In another head-scratching maneuver, the group endorsed cap-and-trade legislation that many analysts argue will broadly increase the tax burden, while undermining economic growth and employment prospects – the bill even lacks for Democratic supporters in Congress. And with a jobless rate of 17 percent and rising, African-Americans can ill-afford this type of policy solution.

As Star Parker, a prominent conservative commentator noted recently, the NAACP is suffering from a conundrum that happens to organizations that outlive the ostensible purpose for its creation. “What happens when those problems get solved?” Ms. Parker asked. “The organization closes. The organization shifts focus to new problems. Or it [exists] to perpetuate itself and sustain the power and income of those whom it employs and who have political interests in its existence.”

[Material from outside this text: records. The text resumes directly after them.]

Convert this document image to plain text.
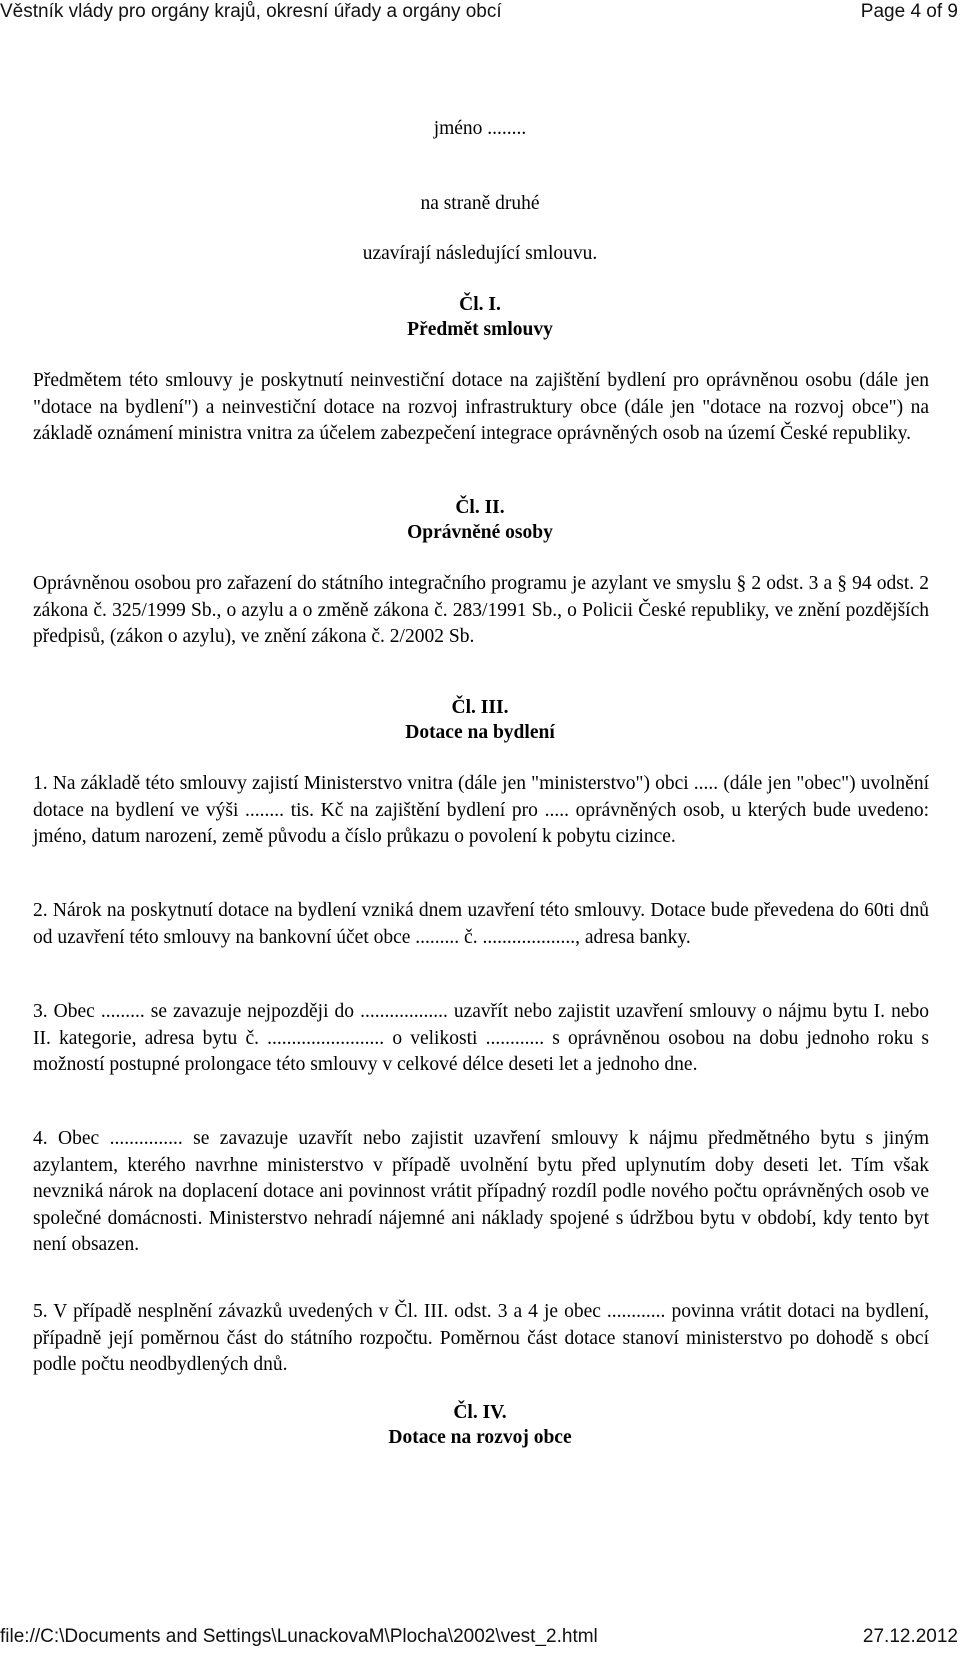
Věstník vlády pro orgány krajů, okresní úřady a orgány obcí	Page 4 of 9
jméno ........
na straně druhé
uzavírají následující smlouvu.
Čl. I.
Předmět smlouvy
Předmětem této smlouvy je poskytnutí neinvestiční dotace na zajištění bydlení pro oprávněnou osobu (dále jen "dotace na bydlení") a neinvestiční dotace na rozvoj infrastruktury obce (dále jen "dotace na rozvoj obce") na základě oznámení ministra vnitra za účelem zabezpečení integrace oprávněných osob na území České republiky.
Čl. II.
Oprávněné osoby
Oprávněnou osobou pro zařazení do státního integračního programu je azylant ve smyslu § 2 odst. 3 a § 94 odst. 2 zákona č. 325/1999 Sb., o azylu a o změně zákona č. 283/1991 Sb., o Policii České republiky, ve znění pozdějších předpisů, (zákon o azylu), ve znění zákona č. 2/2002 Sb.
Čl. III.
Dotace na bydlení
1. Na základě této smlouvy zajistí Ministerstvo vnitra (dále jen "ministerstvo") obci ..... (dále jen "obec") uvolnění dotace na bydlení ve výši ........ tis. Kč na zajištění bydlení pro ..... oprávněných osob, u kterých bude uvedeno: jméno, datum narození, země původu a číslo průkazu o povolení k pobytu cizince.
2. Nárok na poskytnutí dotace na bydlení vzniká dnem uzavření této smlouvy. Dotace bude převedena do 60ti dnů od uzavření této smlouvy na bankovní účet obce ......... č. ..................., adresa banky.
3. Obec ......... se zavazuje nejpozději do .................. uzavřít nebo zajistit uzavření smlouvy o nájmu bytu I. nebo II. kategorie, adresa bytu č. ........................ o velikosti ............ s oprávněnou osobou na dobu jednoho roku s možností postupné prolongace této smlouvy v celkové délce deseti let a jednoho dne.
4. Obec ............... se zavazuje uzavřít nebo zajistit uzavření smlouvy k nájmu předmětného bytu s jiným azylantem, kterého navrhne ministerstvo v případě uvolnění bytu před uplynutím doby deseti let. Tím však nevzniká nárok na doplacení dotace ani povinnost vrátit případný rozdíl podle nového počtu oprávněných osob ve společné domácnosti. Ministerstvo nehradí nájemné ani náklady spojené s údržbou bytu v období, kdy tento byt není obsazen.
5. V případě nesplnění závazků uvedených v Čl. III. odst. 3 a 4 je obec ............ povinna vrátit dotaci na bydlení, případně její poměrnou část do státního rozpočtu. Poměrnou část dotace stanoví ministerstvo po dohodě s obcí podle počtu neodbydlených dnů.
Čl. IV.
Dotace na rozvoj obce
file://C:\Documents and Settings\LunackovaM\Plocha\2002\vest_2.html	27.12.2012
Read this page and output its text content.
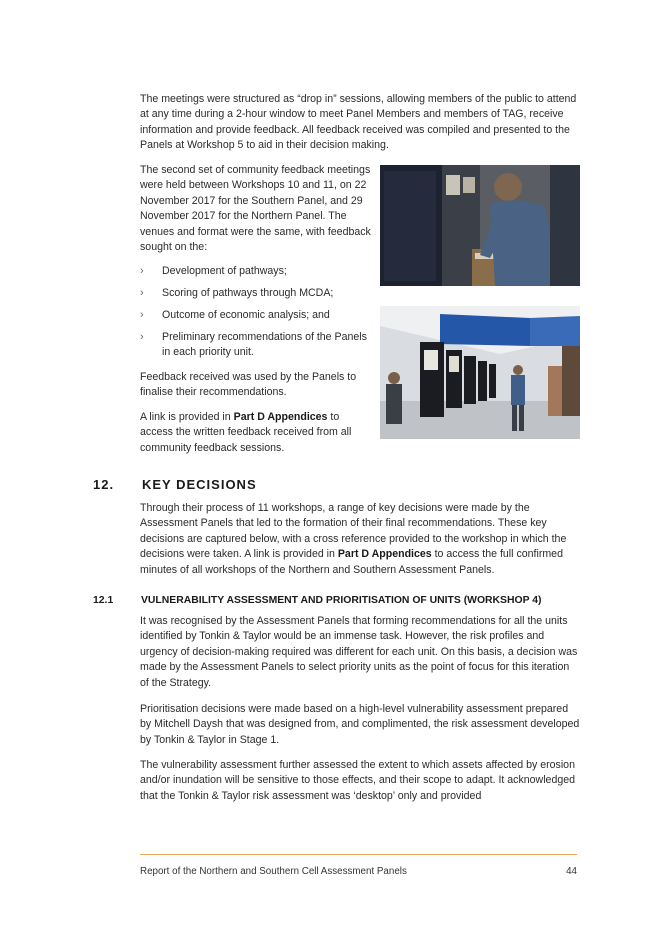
The meetings were structured as “drop in” sessions, allowing members of the public to attend at any time during a 2-hour window to meet Panel Members and members of TAG, receive information and provide feedback. All feedback received was compiled and presented to the Panels at Workshop 5 to aid in their decision making.

The second set of community feedback meetings were held between Workshops 10 and 11, on 22 November 2017 for the Southern Panel, and 29 November 2017 for the Northern Panel. The venues and format were the same, with feedback sought on the:

› Development of pathways;
› Scoring of pathways through MCDA;
› Outcome of economic analysis; and
› Preliminary recommendations of the Panels in each priority unit.

Feedback received was used by the Panels to finalise their recommendations.

A link is provided in Part D Appendices to access the written feedback received from all community feedback sessions.

12. KEY DECISIONS

Through their process of 11 workshops, a range of key decisions were made by the Assessment Panels that led to the formation of their final recommendations. These key decisions are captured below, with a cross reference provided to the workshop in which the decisions were taken. A link is provided in Part D Appendices to access the full confirmed minutes of all workshops of the Northern and Southern Assessment Panels.

12.1	VULNERABILITY ASSESSMENT AND PRIORITISATION OF UNITS (WORKSHOP 4)

It was recognised by the Assessment Panels that forming recommendations for all the units identified by Tonkin & Taylor would be an immense task. However, the risk profiles and urgency of decision-making required was different for each unit. On this basis, a decision was made by the Assessment Panels to select priority units as the point of focus for this iteration of the Strategy.

Prioritisation decisions were made based on a high-level vulnerability assessment prepared by Mitchell Daysh that was designed from, and complimented, the risk assessment developed by Tonkin & Taylor in Stage 1.

The vulnerability assessment further assessed the extent to which assets affected by erosion and/or inundation will be sensitive to those effects, and their scope to adapt. It acknowledged that the Tonkin & Taylor risk assessment was ‘desktop’ only and provided

Report of the Northern and Southern Cell Assessment Panels	44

The latter scenario is what best defines the modern-day NAACP. The organization’s value proposition is questionable at best during a time when what ails the black community is less political than existential. Its actions over the last several years indicate a growing disjunction between its stated principles and what is best for the African-American community. The NAACP would be better served by advancing the best interests of its constituents, or confront the likelihood of permanent and well-deserved irrelevancy.